We calculated the cumulative incidence of cataract extraction/1000 women with and without preeclampsia, with death as a competing event. We used Cox proportional hazard models to estimate hazard ratios (HR) and 95% confidence intervals (CI) for risk of cataract extraction, comparing women with preeclampsia to those without. For comparability, we used the number of days since the first delivery as the time scale for all women regardless of preeclampsia status. We estimated unadjusted models, and models partially adjusted for age, parity, asthma, socioeconomic deprivation, and time period. Finally, we estimated models fully adjusted for metabolic disease in addition to the covariates in the partially adjusted model. We censored deaths and women who had no cataract extraction by the end of the study: March 31, 2014. We verified the proportional hazards assumption using log (-log survival) plots.

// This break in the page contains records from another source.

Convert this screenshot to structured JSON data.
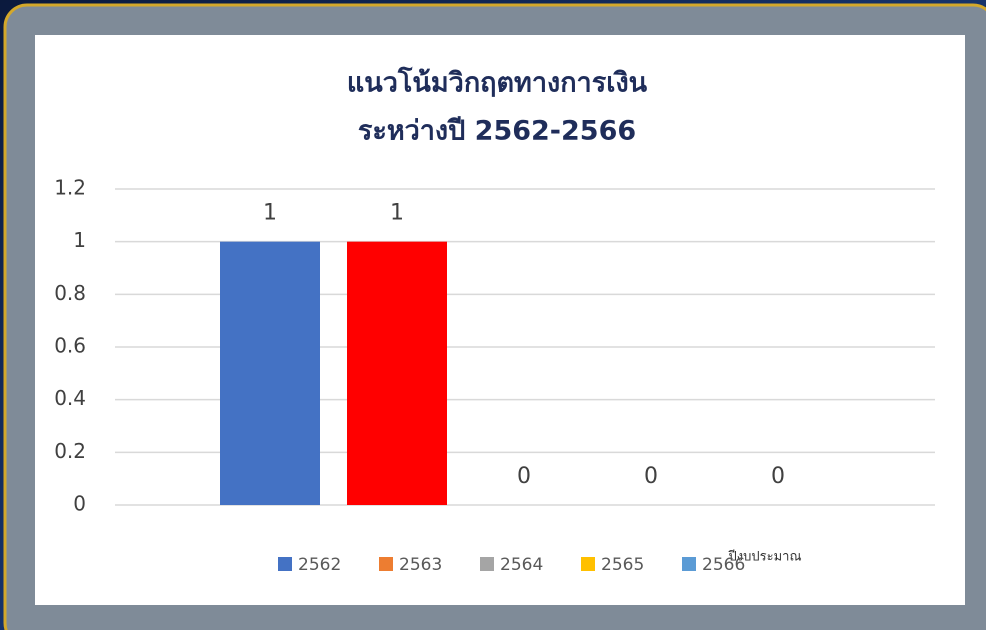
{
  "chart_data": {
    "type": "bar",
    "title": [
      "แนวโน้มวิกฤตทางการเงิน",
      "ระหว่างปี 2562-2566"
    ],
    "x_label": "ปีงบประมาณ",
    "series": [
      {
        "name": "2562",
        "color": "#4472c4",
        "values": [
          1
        ]
      },
      {
        "name": "2563",
        "color": "#ed7d31",
        "bar_color": "#ff0000",
        "values": [
          1
        ]
      },
      {
        "name": "2564",
        "color": "#a5a5a5",
        "values": [
          0
        ]
      },
      {
        "name": "2565",
        "color": "#ffc000",
        "values": [
          0
        ]
      },
      {
        "name": "2566",
        "color": "#5b9bd5",
        "values": [
          0
        ]
      }
    ],
    "ylim": [
      0,
      1.2
    ],
    "yticks": [
      0,
      0.2,
      0.4,
      0.6,
      0.8,
      1,
      1.2
    ],
    "grid": true,
    "legend": "bottom"
  }
}
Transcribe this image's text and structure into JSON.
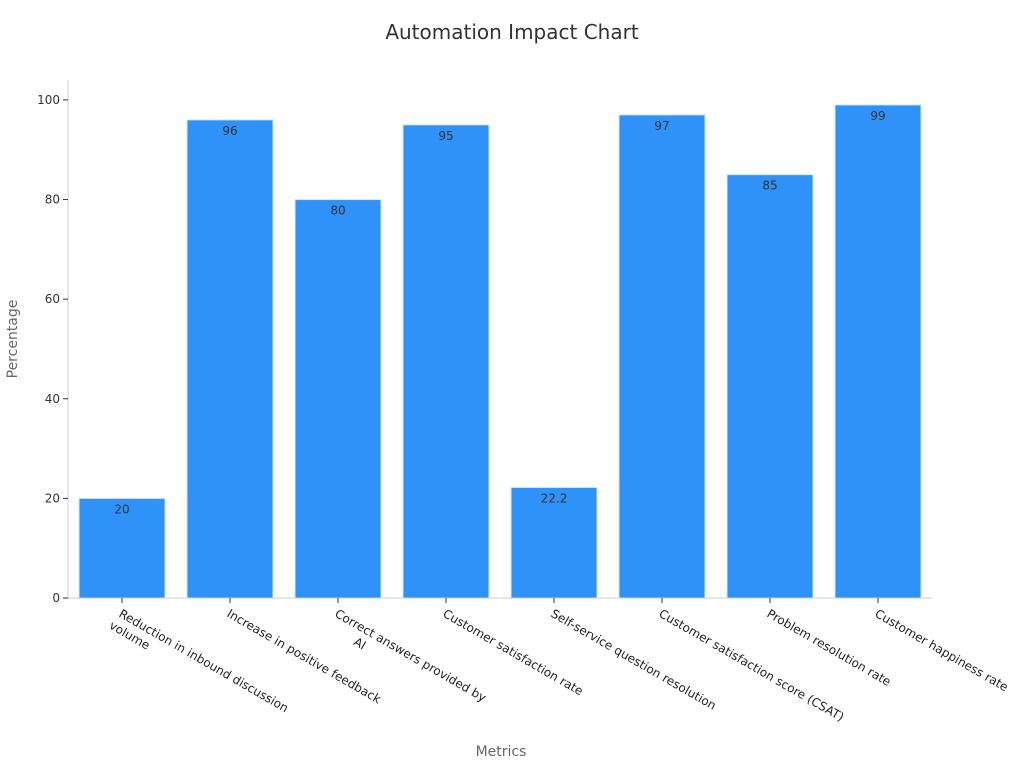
{
  "chart_data": {
    "type": "bar",
    "title": "Automation Impact Chart",
    "xlabel": "Metrics",
    "ylabel": "Percentage",
    "categories": [
      [
        "Reduction in inbound discussion",
        "volume"
      ],
      [
        "Increase in positive feedback"
      ],
      [
        "Correct answers provided by",
        "AI"
      ],
      [
        "Customer satisfaction rate"
      ],
      [
        "Self-service question resolution"
      ],
      [
        "Customer satisfaction score (CSAT)"
      ],
      [
        "Problem resolution rate"
      ],
      [
        "Customer happiness rate"
      ]
    ],
    "values": [
      20,
      96,
      80,
      95,
      22.2,
      97,
      85,
      99
    ],
    "value_labels": [
      "20",
      "96",
      "80",
      "95",
      "22.2",
      "97",
      "85",
      "99"
    ],
    "ylim": [
      0,
      104
    ],
    "yticks": [
      0,
      20,
      40,
      60,
      80,
      100
    ],
    "grid": false,
    "legend": "none",
    "colors": {
      "bar": "#2e92f8",
      "bar_edge": "#d6e8fb",
      "axis": "#cccccc"
    }
  }
}
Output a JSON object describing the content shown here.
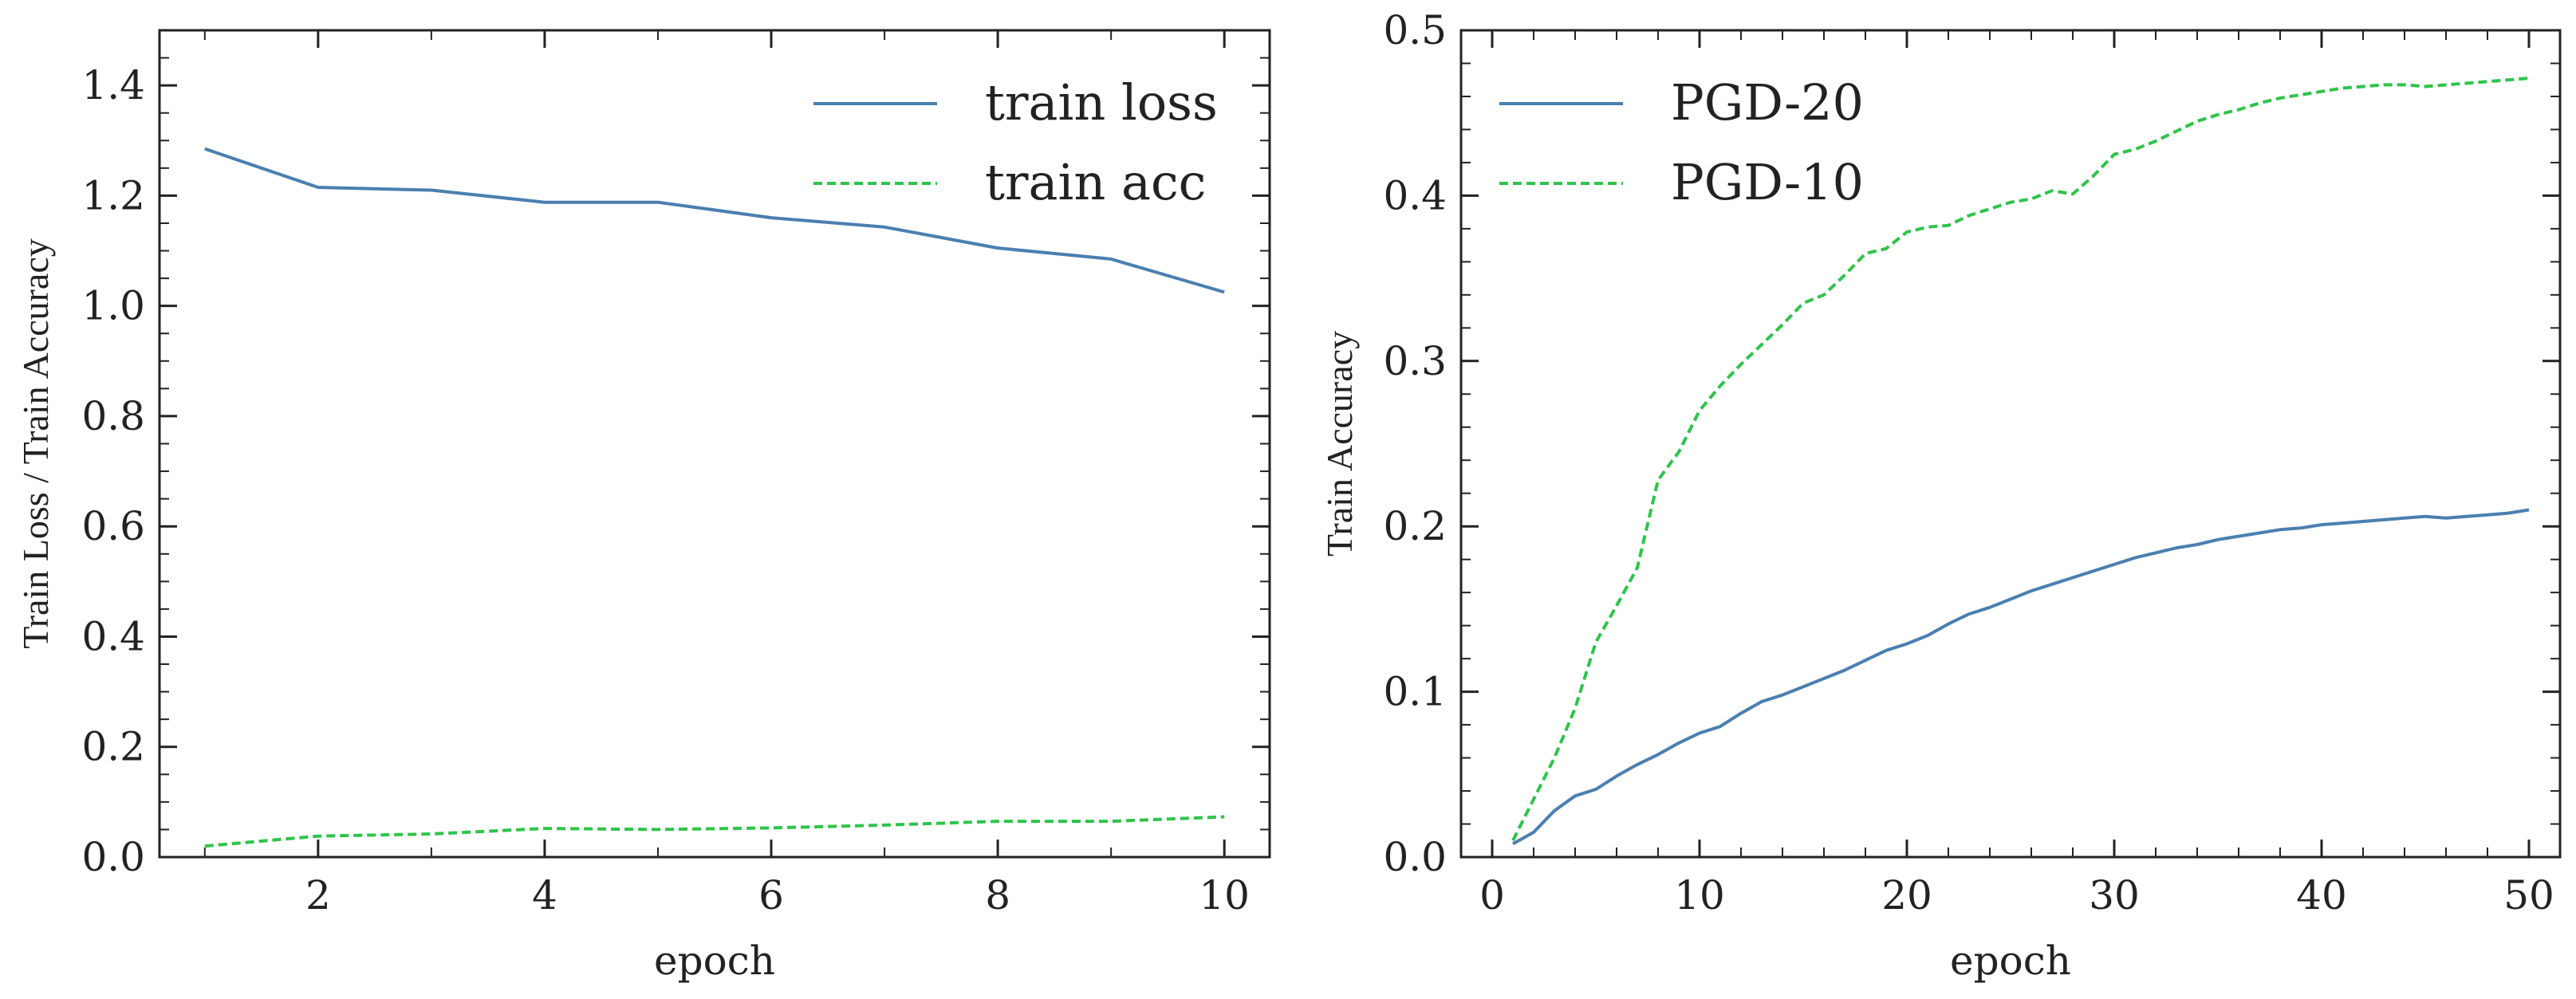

As cataract is primarily a disease of older age, we performed sensitivity analyses in which we restricted the cohort to women who delivered during the first decade of the study (1989 through 1998), for whom we had longer length of follow-up. This group of women is more likely to undergo cataract extraction. We reran models after excluding procedures for cataracts specifically attributed to diabetes, trauma, or drug use. We also reran models after excluding gestational hypertension from the definition of mild preeclampsia, but could only do so for deliveries before 2006 when the ICD-9 was in use.

We carried out the analysis in software (SAS v9.3; SAS Institute Inc, Cary, NC), setting statistical significance to P = .05, with 2-sided hypothesis tests. As the data were deidentified, the institutional review board of the University of Montreal Hospital Center deemed that ethical approval was not required and provided a waiver.